The Gladiator of Theseus


I've been working on a 1:144 scale Gloster Gladiator, based on a model I found somewhere quite some time ago.

The model I based the Gladiator on was very low detail, and I suspect that it was originally based on a 3d scan due to the way the cowling and canopy blended into the fuselage. There's not much left of that original model now, but there's still a little bit (unfortunately).

I've cleaned it up substantially: given it a new cowling, canopy, undercarriage, elevators, and also cut it up into multiple components to make FDM printing easier and better. And now I'm in the process of adding ribs.

The fuselage ribs are going to be very fiddly, but doable. Fortunately I can get away with quite a bit in this scale. I do wish now that I'd replaced the original fuselage geometry entirely, because the mish-mash I've left myself with is not going to make my life any easier.
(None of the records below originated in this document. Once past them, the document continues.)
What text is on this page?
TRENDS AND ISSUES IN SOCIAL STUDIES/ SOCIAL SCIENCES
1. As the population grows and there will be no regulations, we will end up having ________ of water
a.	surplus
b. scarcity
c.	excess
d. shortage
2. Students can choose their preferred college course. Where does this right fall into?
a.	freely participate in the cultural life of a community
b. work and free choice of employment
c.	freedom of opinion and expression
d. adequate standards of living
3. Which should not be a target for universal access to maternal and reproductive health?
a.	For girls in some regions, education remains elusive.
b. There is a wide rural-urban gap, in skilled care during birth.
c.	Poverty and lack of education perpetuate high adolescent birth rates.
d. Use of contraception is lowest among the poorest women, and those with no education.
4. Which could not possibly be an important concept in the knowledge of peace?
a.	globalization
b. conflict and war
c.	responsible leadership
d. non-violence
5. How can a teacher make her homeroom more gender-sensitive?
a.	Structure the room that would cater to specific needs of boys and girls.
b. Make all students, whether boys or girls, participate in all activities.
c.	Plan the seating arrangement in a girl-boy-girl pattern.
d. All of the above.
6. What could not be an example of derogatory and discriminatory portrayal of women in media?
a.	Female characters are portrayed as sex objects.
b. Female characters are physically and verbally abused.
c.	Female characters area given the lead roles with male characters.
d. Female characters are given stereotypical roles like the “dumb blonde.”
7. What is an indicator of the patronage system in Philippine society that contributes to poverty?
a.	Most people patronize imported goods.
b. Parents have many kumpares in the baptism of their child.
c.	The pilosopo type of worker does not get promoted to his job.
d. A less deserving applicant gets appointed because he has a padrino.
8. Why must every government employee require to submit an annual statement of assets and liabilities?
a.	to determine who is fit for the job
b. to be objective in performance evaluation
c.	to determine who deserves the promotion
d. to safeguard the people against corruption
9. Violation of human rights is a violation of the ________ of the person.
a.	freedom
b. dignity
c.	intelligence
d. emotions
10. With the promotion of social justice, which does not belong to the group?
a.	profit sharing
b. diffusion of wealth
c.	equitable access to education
It will need some under-wing gun pods too, now that I come to think of it.


The remaining fuselage geometry enraged me so much that I've just done away with it and replaced it entirely. So this is now the Gladiator of Theseus — I don't think there's any of the original geometry left at all.

I've broken it up into kit form, to minimise the need for supports and also to optimise the stair-stepping of FDM printing. Now all that remains is the test printing.

Next Day...

I've done some test prints. They've all been sprayed the same Vallejo ModelAir Middlestone so that the colour and surface of the different media don't obtrude.

  • The one on the left is FDM printed, having been split longitudinally and with separate pieces for the cowling and undercarriage.
  • In the centre is one that I printed in one single piece in resin, and as usual I got some very bad warping and distortion of the wings. I don't seem to be able to beat that; I don't know what's causing it. I know it's possible to get good, dimensionally stable results in resin, because I've seen other people do it. So the fault lies somehow with me.
  • The one on the right is an older, pre-ribbed model that was just split down the middle and FDM printed in two pieces.

FDM printing gives me much better dimensional reliability, at the expense of perceptible layer lines on the sides of the fuselage. Maybe I could combine the two printing methods: print the fuselage in resin, and the wings in FDM. It's probably doable, though it wouldn't be entirely straightforward.